La A iniziale, che è iniziale del nome di mia madre come iniziale anche del mio nome oltre che inizio di una serie, ha invece rappresentato una metafora che restasse ambigua e polivalente, nome e simbolo, condensazione di forme e significati.
Una volta scelto questo titolo, come seguendo una guida, il lavoro si è poi sempre più affinato lasciando che accadimento e intenzione si fondessero e, vorrei dire, lasciando che stessero a guardare la serie accadere accettando la sua non-fine non come un ostacolo per la chiusura di un lavoro ma come un luogo nel quale lasciare che la memoria avvenga.

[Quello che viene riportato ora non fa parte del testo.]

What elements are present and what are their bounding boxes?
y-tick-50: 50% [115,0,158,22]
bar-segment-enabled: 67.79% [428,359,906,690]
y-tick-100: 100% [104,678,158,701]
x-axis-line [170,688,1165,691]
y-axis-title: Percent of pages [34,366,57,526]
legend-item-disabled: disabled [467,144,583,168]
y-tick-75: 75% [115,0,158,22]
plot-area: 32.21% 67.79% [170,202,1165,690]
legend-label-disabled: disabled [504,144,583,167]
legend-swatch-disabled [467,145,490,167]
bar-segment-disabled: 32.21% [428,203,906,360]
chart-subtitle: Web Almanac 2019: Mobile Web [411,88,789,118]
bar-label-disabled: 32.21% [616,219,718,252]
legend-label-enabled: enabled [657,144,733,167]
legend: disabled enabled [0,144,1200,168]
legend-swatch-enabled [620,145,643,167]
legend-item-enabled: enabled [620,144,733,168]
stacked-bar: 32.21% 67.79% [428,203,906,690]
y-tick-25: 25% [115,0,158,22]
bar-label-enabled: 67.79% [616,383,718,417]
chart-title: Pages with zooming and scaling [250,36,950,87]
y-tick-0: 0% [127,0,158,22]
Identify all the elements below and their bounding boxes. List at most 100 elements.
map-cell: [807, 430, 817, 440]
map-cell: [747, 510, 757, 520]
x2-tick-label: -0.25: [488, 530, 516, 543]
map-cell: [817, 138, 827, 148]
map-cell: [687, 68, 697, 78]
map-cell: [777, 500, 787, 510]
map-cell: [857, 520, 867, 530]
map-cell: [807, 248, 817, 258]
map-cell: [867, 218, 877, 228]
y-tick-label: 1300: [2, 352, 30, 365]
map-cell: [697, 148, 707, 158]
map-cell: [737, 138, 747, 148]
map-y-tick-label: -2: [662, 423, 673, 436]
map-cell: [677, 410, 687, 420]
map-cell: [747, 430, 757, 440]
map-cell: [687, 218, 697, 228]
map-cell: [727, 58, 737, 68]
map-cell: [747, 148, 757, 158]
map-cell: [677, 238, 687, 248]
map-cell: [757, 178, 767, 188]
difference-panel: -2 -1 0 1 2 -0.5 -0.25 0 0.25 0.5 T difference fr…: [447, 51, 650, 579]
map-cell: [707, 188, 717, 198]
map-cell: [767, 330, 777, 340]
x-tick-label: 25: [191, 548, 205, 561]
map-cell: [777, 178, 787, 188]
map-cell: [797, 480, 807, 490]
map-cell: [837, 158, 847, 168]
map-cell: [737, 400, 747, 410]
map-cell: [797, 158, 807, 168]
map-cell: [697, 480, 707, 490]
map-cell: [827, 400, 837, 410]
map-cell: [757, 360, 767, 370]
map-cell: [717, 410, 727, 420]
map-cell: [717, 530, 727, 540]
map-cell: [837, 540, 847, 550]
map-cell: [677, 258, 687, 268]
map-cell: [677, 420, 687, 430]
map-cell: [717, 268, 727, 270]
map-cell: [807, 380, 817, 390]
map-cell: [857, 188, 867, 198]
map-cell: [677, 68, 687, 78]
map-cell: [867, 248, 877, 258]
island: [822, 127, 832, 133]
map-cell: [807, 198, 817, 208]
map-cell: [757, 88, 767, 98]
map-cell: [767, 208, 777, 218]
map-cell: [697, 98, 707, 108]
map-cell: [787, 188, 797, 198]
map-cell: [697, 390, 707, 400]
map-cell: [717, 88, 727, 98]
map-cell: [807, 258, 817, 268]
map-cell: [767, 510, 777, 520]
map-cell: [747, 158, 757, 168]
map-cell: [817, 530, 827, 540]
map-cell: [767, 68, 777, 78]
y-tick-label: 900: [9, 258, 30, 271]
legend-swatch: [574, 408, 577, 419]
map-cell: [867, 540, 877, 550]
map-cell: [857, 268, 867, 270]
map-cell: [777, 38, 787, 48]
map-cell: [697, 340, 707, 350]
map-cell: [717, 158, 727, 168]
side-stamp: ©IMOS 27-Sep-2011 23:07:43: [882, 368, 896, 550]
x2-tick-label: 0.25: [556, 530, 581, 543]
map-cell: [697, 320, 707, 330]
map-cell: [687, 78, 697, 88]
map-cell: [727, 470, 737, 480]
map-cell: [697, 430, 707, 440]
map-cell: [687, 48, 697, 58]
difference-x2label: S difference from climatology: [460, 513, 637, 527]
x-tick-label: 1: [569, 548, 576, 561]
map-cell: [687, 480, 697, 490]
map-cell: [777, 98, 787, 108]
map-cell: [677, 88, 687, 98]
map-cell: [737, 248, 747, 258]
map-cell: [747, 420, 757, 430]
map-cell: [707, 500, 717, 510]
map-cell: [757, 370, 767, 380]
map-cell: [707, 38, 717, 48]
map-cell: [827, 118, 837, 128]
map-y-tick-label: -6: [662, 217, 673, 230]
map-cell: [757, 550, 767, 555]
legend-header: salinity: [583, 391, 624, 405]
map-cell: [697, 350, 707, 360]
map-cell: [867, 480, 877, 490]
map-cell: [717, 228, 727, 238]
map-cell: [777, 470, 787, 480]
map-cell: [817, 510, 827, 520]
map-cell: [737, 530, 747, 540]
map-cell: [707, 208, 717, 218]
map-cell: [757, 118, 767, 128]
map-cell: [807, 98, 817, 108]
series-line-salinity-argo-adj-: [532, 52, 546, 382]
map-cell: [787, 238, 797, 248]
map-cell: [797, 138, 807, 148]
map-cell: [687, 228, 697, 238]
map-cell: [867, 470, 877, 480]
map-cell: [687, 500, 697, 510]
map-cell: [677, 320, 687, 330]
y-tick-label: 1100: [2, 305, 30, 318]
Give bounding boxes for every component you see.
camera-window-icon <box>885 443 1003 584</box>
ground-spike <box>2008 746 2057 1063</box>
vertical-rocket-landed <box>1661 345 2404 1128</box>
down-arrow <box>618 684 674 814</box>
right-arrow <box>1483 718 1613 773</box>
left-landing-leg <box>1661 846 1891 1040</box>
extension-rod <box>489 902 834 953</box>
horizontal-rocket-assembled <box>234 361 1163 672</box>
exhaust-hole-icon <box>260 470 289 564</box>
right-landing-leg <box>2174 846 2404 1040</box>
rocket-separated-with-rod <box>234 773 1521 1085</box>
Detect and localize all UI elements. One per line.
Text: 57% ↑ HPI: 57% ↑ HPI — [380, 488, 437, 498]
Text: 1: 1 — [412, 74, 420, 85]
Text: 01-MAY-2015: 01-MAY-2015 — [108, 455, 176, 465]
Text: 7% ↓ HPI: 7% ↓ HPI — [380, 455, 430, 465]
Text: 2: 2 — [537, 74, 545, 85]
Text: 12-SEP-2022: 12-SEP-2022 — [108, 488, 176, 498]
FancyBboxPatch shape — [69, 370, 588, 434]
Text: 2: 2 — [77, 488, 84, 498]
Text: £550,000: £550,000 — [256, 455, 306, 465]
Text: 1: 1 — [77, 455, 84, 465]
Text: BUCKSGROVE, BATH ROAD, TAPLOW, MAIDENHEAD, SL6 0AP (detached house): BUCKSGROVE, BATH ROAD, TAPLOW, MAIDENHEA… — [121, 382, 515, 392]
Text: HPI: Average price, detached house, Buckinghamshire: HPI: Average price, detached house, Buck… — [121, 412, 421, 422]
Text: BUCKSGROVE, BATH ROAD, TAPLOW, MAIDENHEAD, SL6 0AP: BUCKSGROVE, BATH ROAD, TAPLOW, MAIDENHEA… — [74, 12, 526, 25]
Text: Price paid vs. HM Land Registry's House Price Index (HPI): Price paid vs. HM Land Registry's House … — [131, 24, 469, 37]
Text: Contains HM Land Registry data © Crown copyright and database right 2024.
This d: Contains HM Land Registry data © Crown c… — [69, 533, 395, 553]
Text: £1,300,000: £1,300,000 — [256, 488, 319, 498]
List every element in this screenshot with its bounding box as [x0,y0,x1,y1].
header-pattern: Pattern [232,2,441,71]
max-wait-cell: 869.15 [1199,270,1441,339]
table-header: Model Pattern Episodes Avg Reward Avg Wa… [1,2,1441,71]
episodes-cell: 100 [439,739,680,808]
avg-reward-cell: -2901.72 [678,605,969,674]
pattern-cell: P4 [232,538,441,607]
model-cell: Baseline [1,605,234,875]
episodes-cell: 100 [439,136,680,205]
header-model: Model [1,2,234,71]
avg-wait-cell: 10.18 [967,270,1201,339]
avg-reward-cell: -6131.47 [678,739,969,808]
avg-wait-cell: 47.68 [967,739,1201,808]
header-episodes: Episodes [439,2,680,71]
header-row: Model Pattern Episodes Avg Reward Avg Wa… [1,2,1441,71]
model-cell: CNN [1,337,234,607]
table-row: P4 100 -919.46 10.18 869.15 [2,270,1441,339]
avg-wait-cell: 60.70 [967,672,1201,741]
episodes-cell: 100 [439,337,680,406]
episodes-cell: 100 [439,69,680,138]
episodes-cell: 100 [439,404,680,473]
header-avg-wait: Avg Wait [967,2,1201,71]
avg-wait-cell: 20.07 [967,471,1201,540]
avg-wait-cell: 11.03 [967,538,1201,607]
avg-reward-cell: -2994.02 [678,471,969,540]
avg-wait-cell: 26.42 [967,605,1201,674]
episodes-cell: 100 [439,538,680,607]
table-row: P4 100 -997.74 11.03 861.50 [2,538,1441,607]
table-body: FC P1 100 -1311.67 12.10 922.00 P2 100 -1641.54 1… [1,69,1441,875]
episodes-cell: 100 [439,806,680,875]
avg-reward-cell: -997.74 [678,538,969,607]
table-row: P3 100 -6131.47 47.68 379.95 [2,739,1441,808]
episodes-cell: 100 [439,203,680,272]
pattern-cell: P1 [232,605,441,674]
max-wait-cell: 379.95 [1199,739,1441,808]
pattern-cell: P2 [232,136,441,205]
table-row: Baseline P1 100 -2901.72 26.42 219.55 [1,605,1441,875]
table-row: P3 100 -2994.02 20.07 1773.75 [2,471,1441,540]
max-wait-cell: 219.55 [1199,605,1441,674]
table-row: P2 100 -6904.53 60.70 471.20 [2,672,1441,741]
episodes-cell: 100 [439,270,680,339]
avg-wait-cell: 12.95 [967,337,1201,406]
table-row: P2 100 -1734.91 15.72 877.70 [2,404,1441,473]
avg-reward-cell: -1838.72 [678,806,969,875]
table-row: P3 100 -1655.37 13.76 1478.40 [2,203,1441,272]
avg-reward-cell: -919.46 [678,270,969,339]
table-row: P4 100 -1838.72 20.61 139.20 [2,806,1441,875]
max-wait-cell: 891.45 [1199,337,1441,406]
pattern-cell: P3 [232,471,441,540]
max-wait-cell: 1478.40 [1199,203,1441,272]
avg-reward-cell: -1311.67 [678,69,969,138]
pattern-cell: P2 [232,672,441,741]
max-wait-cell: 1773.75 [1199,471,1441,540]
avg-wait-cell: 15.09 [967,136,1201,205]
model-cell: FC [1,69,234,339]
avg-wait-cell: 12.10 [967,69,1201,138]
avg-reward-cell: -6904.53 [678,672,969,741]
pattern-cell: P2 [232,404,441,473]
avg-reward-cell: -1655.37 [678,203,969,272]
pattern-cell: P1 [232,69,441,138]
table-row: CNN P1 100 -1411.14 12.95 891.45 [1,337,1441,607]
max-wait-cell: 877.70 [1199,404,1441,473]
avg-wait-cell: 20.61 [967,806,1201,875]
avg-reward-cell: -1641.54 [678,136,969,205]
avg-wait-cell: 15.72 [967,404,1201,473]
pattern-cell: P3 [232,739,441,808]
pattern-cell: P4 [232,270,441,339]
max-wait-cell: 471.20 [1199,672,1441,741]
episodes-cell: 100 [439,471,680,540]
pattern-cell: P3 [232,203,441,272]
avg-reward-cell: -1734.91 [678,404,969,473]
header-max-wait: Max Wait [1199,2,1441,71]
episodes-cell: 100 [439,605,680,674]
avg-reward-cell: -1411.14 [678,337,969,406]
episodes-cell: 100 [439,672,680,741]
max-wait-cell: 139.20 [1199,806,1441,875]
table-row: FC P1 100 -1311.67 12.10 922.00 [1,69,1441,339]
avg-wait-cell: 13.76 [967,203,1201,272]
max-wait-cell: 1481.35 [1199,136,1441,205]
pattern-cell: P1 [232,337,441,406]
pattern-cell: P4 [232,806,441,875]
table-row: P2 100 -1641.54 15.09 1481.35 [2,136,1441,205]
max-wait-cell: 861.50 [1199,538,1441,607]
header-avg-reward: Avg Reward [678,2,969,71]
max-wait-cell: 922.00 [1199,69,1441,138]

E - Mi sembra che un pò le insegui e un po’ le dissacri, questa signora fotografia e questa signora memoria, perché sei nel calco ma sei nella goccia, e quando tutti questi concorrenti sembrano quasi intralciarti tu allora sparpagli tutto e riesci a non farti bloccare, ci scendi a patti.
Se la memoria è impotenza lo è anche la creazione, e all’impotenza bisogna arrendersi.
Sì, prendo il tubetto di colore che usava mia madre, scaduto, forse unico resto organico proveniente da lei, e lo uso, e lo finisco.
E prendo anche alcune sue immagini, uniche pure quelle, ricordi costretti, memorie che a volte non posso nemmeno provare a ricostruire.
E su queste lascio gocciare il colore, lo spremo, lo colo, e pian piano mi separo, e sono io stessa il vuoto tra forma e rappresentazione, sono tramite nel dolore, che risiede nell’unicità dell’opera finale.